Le fonctionnement de ces entreprises tremplins serait copié sur celui des ateliers protégés et les cadres seraient des ingénieurs, des entrepreneurs, des directeurs ou des ouvriers qualifiés qui traverseraient eux-mêmes une période de chômage. Cela permettrait, d'une part, de mettre leur expérience à profit et, d'autre part, d'avoir eux-mêmes un emploi plus stimulant et dynamisant que l'occupation temporaire, car ils seraient associés à un projet qui, selon le type d'entreprise, pourrait devenir dans l'avenir une réelle entreprise.
Si nous avons été immédiatement conquises par l'idée d'occuper des chômeurs et des chômeuses de manière valorisante, l'aspect financier devait être également largement pris en compte étant donné l'état dans lequel se trouvent les finances cantonales et fédérales. Les associations féminines ont donc pris des contacts et des renseignements. Il en résulte que ces entreprises tremplins pourraient être établies dans des locaux actuellement inoccupés et que leur mise sur pied et leur fonctionnement seraient financés conjointement par les fonds du chômage, le fonds du perfectionnement professionnel et par les recettes des produits et services commercialisés par l'entreprise. L'opération ne demanderait pas de financement supplémentaire et qui sait, en cas de percée sur le marché, pourrait s'autofinancer.

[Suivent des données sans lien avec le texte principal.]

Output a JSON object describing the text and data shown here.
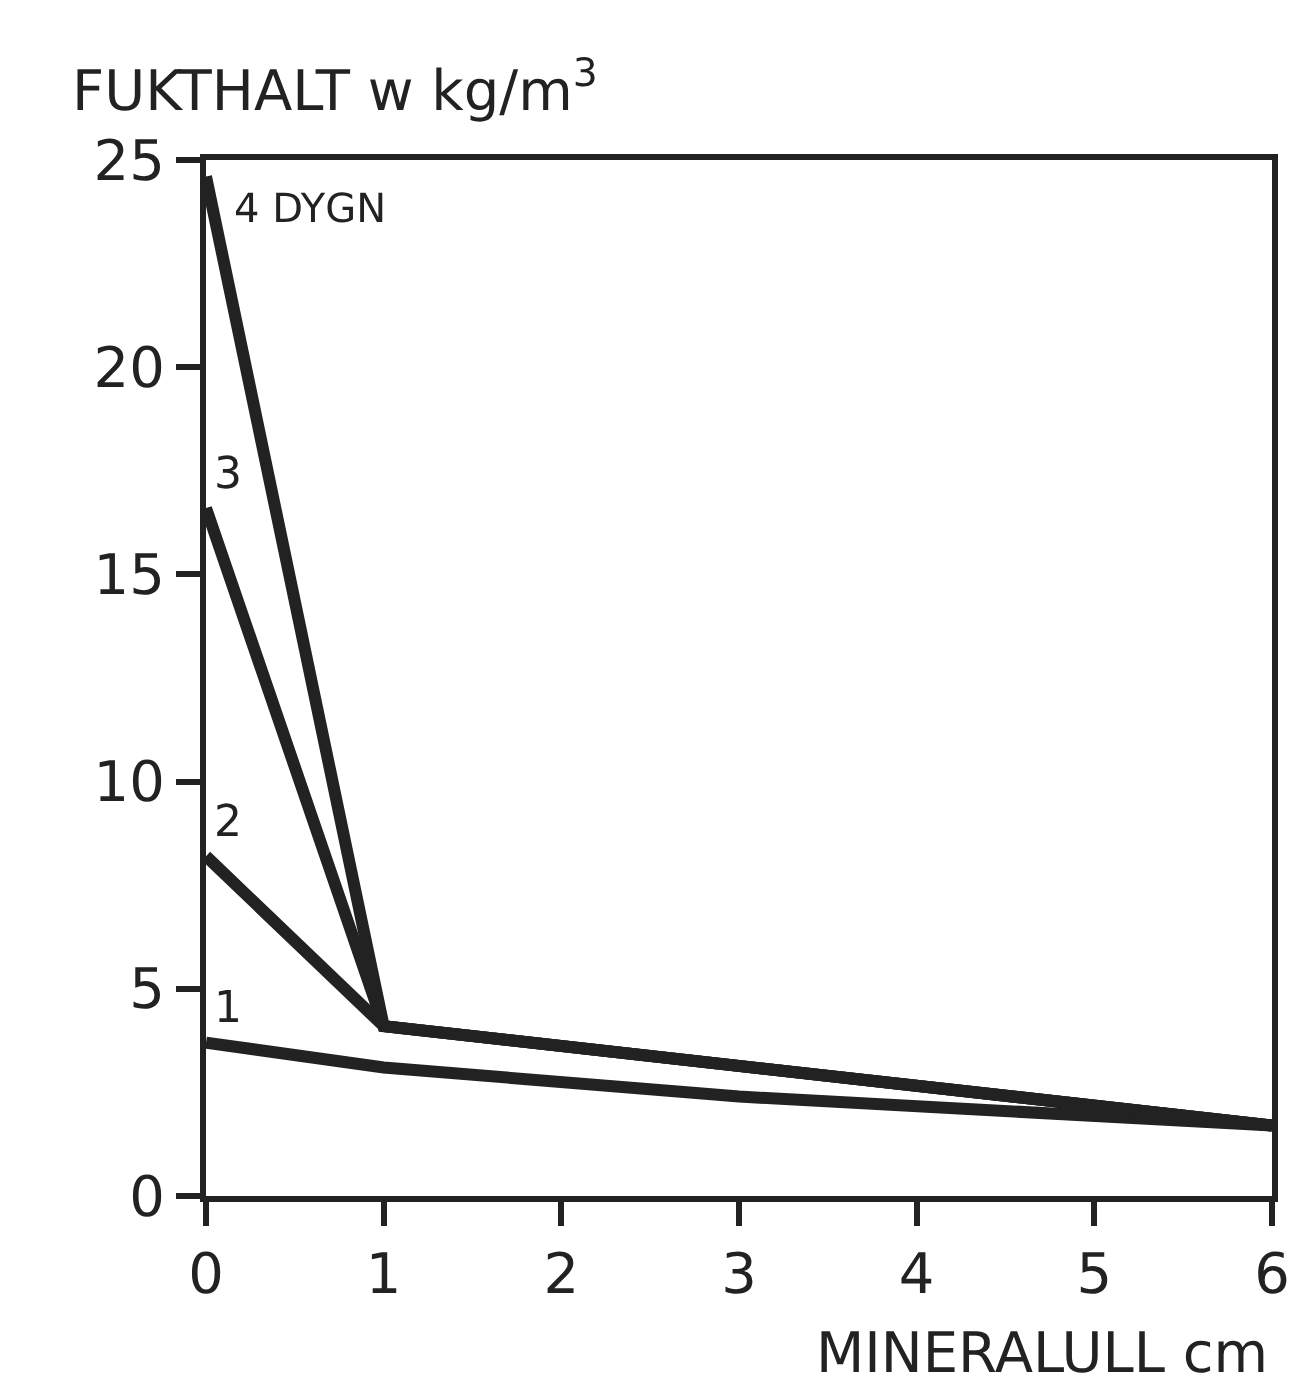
{
  "chart_data": {
    "type": "line",
    "ylabel": "FUKTHALT w kg/m$^{3}$",
    "xlabel": "MINERALULL cm",
    "xlim": [
      0,
      6
    ],
    "xticks": [
      0,
      1,
      2,
      3,
      4,
      5,
      6
    ],
    "ylim": [
      0,
      25
    ],
    "yticks": [
      0,
      5,
      10,
      15,
      20,
      25
    ],
    "grid": false,
    "legend": false,
    "marker": "none",
    "line_style": "solid",
    "series": [
      {
        "name": "1",
        "color": "#222222",
        "x": [
          0,
          1,
          3,
          6
        ],
        "values": [
          3.7,
          3.1,
          2.4,
          1.7
        ]
      },
      {
        "name": "2",
        "color": "#222222",
        "x": [
          0,
          1,
          6
        ],
        "values": [
          8.2,
          4.1,
          1.7
        ]
      },
      {
        "name": "3",
        "color": "#222222",
        "x": [
          0,
          1,
          6
        ],
        "values": [
          16.6,
          4.1,
          1.7
        ]
      },
      {
        "name": "4 DYGN",
        "color": "#222222",
        "x": [
          0,
          1,
          6
        ],
        "values": [
          24.6,
          4.1,
          1.7
        ]
      }
    ]
  }
}
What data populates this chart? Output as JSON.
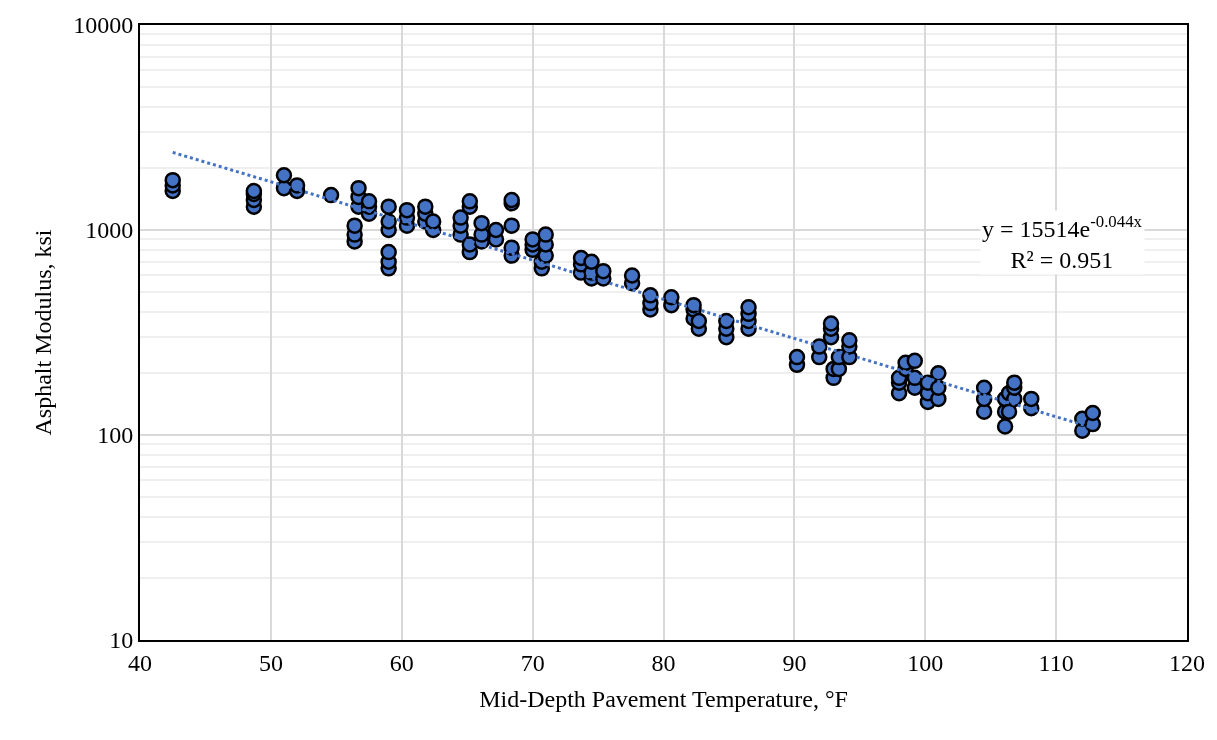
{
  "chart_data": {
    "type": "scatter",
    "xlabel": "Mid-Depth Pavement Temperature, °F",
    "ylabel": "Asphalt Modulus, ksi",
    "xlim": [
      40,
      120
    ],
    "xticks": [
      40,
      50,
      60,
      70,
      80,
      90,
      100,
      110,
      120
    ],
    "ylim": [
      10,
      10000
    ],
    "yticks": [
      10,
      100,
      1000,
      10000
    ],
    "log": "y",
    "grid": true,
    "annotations": [
      "y = 15514e$^{-0.044x}$\nR² = 0.951"
    ],
    "series": [
      {
        "marker": "circle",
        "color": "#4472c4",
        "x": [
          42.5,
          42.5,
          42.5,
          48.7,
          48.7,
          48.7,
          48.7,
          51,
          51,
          52,
          52,
          54.6,
          56.4,
          56.4,
          56.4,
          56.7,
          56.7,
          56.7,
          57.5,
          57.5,
          57.5,
          59,
          59,
          59,
          59,
          59,
          59,
          60.4,
          60.4,
          60.4,
          61.8,
          61.8,
          61.8,
          62.4,
          62.4,
          64.5,
          64.5,
          64.5,
          65.2,
          65.2,
          65.2,
          65.2,
          66.1,
          66.1,
          66.1,
          67.2,
          67.2,
          68.4,
          68.4,
          68.4,
          68.4,
          68.4,
          70,
          70,
          70,
          70.7,
          70.7,
          71,
          71,
          71,
          73.7,
          73.7,
          73.7,
          74.5,
          74.5,
          74.5,
          75.4,
          75.4,
          77.6,
          77.6,
          79,
          79,
          79,
          80.6,
          80.6,
          82.3,
          82.3,
          82.3,
          82.7,
          82.7,
          84.8,
          84.8,
          84.8,
          86.5,
          86.5,
          86.5,
          86.5,
          90.2,
          90.2,
          91.9,
          91.9,
          92.8,
          92.8,
          92.8,
          93,
          93,
          93.4,
          93.4,
          94.2,
          94.2,
          94.2,
          98,
          98,
          98,
          98.5,
          98.5,
          99.2,
          99.2,
          99.2,
          100.2,
          100.2,
          100.2,
          101,
          101,
          101,
          104.5,
          104.5,
          104.5,
          106.1,
          106.1,
          106.1,
          106.4,
          106.4,
          106.8,
          106.8,
          106.8,
          108.1,
          108.1,
          112,
          112,
          112.8,
          112.8
        ],
        "values": [
          1550,
          1650,
          1750,
          1300,
          1400,
          1500,
          1550,
          1600,
          1850,
          1550,
          1650,
          1480,
          880,
          950,
          1050,
          1300,
          1450,
          1600,
          1200,
          1300,
          1380,
          650,
          700,
          780,
          1000,
          1100,
          1300,
          1050,
          1150,
          1250,
          1100,
          1200,
          1300,
          1000,
          1100,
          950,
          1050,
          1150,
          780,
          850,
          1300,
          1380,
          880,
          950,
          1080,
          900,
          1000,
          750,
          820,
          1050,
          1350,
          1400,
          800,
          850,
          900,
          650,
          700,
          750,
          850,
          950,
          620,
          680,
          730,
          580,
          620,
          700,
          580,
          630,
          550,
          600,
          410,
          440,
          480,
          430,
          470,
          370,
          410,
          430,
          330,
          360,
          300,
          330,
          360,
          330,
          360,
          390,
          420,
          220,
          240,
          240,
          270,
          300,
          330,
          350,
          190,
          210,
          210,
          240,
          240,
          270,
          290,
          160,
          180,
          190,
          210,
          225,
          170,
          190,
          230,
          145,
          160,
          180,
          150,
          170,
          200,
          130,
          150,
          170,
          110,
          130,
          150,
          130,
          160,
          150,
          170,
          180,
          135,
          150,
          105,
          120,
          113,
          128
        ]
      },
      {
        "type": "line",
        "color": "#4472c4",
        "line_style": "dotted",
        "x": [
          42.5,
          112.8
        ],
        "values": [
          2391,
          108.5
        ]
      }
    ]
  }
}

Les entreprises seraient supervisées par l'Etat, comme le propose l'invite, sous l'autorité d'une société anonyme d'économie mixte ou selon une autre formule à déterminer. Comme je vous l'ai dit au début de mon intervention, l'invite contenue dans cette motion n'est volontairement pas contraignante. Elle part d'une idée constructive sous la forme d'une contribution active au problème du chômage. C'est d'ailleurs dans cet esprit que les représentantes de plusieurs partis ont accepté de la soutenir.
Je souhaite que ce Grand Conseil accepte de l'adresser directement au Conseil d'Etat, puisque le département de l'économie planche déjà sur ce sujet.
M. Jean-Philippe Maitre, conseiller d'Etat. Comme l'a rappelé Mme Johner, le département de l'économique publique...
La présidente. C'était Mme Bugnon!
M. Jean-Philippe Maitre, conseiller d'Etat. Ah, c'est un lapsus qui honore l'une et l'autre!
Je voulais dire à Mme Bugnon que notre département est en relation avec la société suisse des employés de commerce. Un mandat spécifique lui a été confié. Si cette motion nous est renvoyée directement, nous l'acceptons bien volontiers, cela nous permettra de faire rapport le moment venu sur l'état actuel de nos travaux. Nous allons effectivement dans le même sens que cette motion. C'est une des possibilités qui s'offrent actuellement pour améliorer l'éventail des prestations en matière de formation, et aucune possibilité ne doit être négligée. C'est la raison pour laquelle nous accueillons favorablement cette motion, puisqu'elle vient directement dans le sens de ce qui est entrepris.
Mise aux voix, cette motion est adoptée.